Como é pacífico (Cf. o acórdão de uniformização de jurisprudência n.º 7/95 do STJ, de 19-10-1995, in Diário da República – I Série, de 28-12-1995), sem prejuízo das questões de conhecimento oficioso – como sejam a deteção de vícios decisórios ao nível da matéria de facto emergentes da simples leitura do texto da decisão recorrida, por si só ou conjugada com as regras da experiência comum, previstos no art. 410º, n.º 2, do Código de Processo Penal, e a verificação de nulidades que não devam considerar-se sanadas, nos termos do art. 379º, n.º 2, e 410º, n.º 3, do mesmo código – é pelas conclusões extraídas pelo recorrente da motivação que se delimita o objeto do recurso e se fixam os limites de cognição do tribunal superior.

Posto isto, atenta a conformação das conclusões formuladas pela recorrente, o recurso prende-se com as seguintes:

1. Questões a decidir

- Saber se existe prova nos autos de que o não pagamento da multa não é imputável à arguida, e estão reunidos os pressupostos legais para ser determinada a suspensão da prisão subsidiária fixada;
– Nulidade da decisão, por omissão de pronúncia nos termos previstos no art. 379º, nº 1, al. c) do CPP, por não ter feito constar da mesma o facto da reclusão da arguida.

2. Factos e ocorrências processuais com interesse para a decisão:

Por sentença proferida em 21.09.2020, transitada em julgado em 11/11/2020 foi a arguida G. S. condenada, como autora material de um crime de burla simples, p. e p. pelo artigo 217.º, n.º 1 do Código Penal na pena de 180 (cento e oitenta) dias de multa, a 05,00€ (cinco euros) por dia.
Notificada para, no prazo de 15 dias, efectuar o pagamento da multa da sua responsabilidade, em que foi condenada por essa sentença, a arguida nada veio dizer ao processo.
Face à inércia da arguida, sob promoção do Ministério Público foram encetadas diligências junto de várias entidades no sentido de apurar se aquela aufere algum vencimento, subsídio ou pensão, bem como se tem bens móveis ou imóveis registados em seu nome, suscetíveis de serem penhorados, para lograr obter o pagamento da dívida.
Perante o resultado negativo dessas diligências, foi a arguida notificada para vir aos autos comprovar o cumprimento da pena de multa a que foi condenada, ou expor as razões por que não o fez, sob pena de, nada sendo dito ou requerido, ser considerado culposo o verificado incumprimento da mesma e, por via disso, convertida em dias de prisão subsidiária, nos termos do artigo 49º do Código Penal, caso não seja possível proceder à sua cobrança coerciva.
A arguida não realizou o pagamento da pena de multa, mas, por requerimento de 03/05/2021, alegou.
“1. Conforme comunicou ao Exmo.
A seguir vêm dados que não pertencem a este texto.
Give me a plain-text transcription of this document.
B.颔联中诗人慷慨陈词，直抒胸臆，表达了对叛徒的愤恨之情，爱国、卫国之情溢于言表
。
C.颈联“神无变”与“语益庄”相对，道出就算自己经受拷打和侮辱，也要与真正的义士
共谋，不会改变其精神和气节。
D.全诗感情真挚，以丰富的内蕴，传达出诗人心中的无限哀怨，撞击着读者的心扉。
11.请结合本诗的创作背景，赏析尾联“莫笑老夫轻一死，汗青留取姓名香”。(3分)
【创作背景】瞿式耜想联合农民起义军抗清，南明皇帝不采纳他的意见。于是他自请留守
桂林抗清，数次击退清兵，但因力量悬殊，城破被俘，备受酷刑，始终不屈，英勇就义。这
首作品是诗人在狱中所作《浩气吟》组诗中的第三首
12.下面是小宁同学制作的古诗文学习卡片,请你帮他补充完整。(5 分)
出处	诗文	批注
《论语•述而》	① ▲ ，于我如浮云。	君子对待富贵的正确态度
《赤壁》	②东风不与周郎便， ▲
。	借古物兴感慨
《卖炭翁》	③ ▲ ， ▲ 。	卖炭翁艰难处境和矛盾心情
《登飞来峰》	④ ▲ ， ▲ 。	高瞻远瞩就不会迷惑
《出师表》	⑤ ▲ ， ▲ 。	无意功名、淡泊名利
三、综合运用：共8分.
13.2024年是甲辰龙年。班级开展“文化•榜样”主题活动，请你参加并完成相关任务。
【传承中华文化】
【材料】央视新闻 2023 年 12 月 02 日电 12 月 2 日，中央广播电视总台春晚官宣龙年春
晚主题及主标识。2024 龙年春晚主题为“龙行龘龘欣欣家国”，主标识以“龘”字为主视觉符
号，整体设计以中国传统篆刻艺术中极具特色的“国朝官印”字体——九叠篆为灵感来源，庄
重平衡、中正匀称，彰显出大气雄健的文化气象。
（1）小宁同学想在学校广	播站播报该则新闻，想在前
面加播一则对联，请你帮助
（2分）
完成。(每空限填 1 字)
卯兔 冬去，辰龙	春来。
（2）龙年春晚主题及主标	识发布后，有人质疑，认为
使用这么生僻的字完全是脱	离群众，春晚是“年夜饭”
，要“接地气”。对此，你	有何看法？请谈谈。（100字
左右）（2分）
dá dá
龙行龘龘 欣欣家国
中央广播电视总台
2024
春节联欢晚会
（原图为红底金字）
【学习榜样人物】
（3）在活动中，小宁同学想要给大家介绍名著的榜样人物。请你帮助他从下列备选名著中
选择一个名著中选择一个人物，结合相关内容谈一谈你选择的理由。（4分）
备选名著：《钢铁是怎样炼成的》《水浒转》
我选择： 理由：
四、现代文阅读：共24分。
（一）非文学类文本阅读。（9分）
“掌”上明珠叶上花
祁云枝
Tribunal (refª.: 37437055, de 14.12.2020), solicitou a realização do cúmulo jurídico de penas ao Juízo Local Criminal de Torres Novas, tendo os autos, ao presente, cópia das sentenças (ora verificado na aplicação CITIUS), para a realização do mesmo;
2. No caso presente, foi condenada por sentença de 21.09.2020, com trânsito em outubro, quando a mesma já se encontrava submetida à medida de coação de prisão preventiva, desde 22-09-2020; situação em que ainda se encontra;
3. Estando em pp, a arguida não solicitou a prestação de trabalho a favor da comunidade, não procedeu a algum pagamento (nos 4 processos em que foi condenada), e aguarda a realização do cúmulo jurídico de penas com vista ao definir «e arrumar» da sua situação, que, finalmente, tende para tal com os efeitos da reclusão e da pena a evidenciarem-se.
4. As penas (individualmente aplicadas) tendem para a pena única, e após a definição da situação (pagamento, substituição ou conversão) da mesma (pena única) a curto prazo;
5. Não decorrendo o não pagamento da multa de culpa sua, e podendo a execução ser suspensa, requer não se proceda à conversão da multa não paga em prisão subsidiária até realização do cúmulo jurídico. Por outro lado, estando a condenada em pp, com o devido respeito, que é muito, a suspensão da conversão em execução em nada abala ou descredibiliza os fins da pena e, antes, a realização do cúmulo evidencia a unidade e o funcionamento do sistema jurídico.”
Ou seja, que se encontrava em prisão preventiva e que, em face dessa circunstância, o não pagamento não lhe era imputável, requerendo, a final, a sustação ou não conversão da pena de multa em prisão subsidiária até à realização do cumulo jurídico da pena aplicada nestes autos, com outras penas em que a mesma fora condenada noutros processos crime.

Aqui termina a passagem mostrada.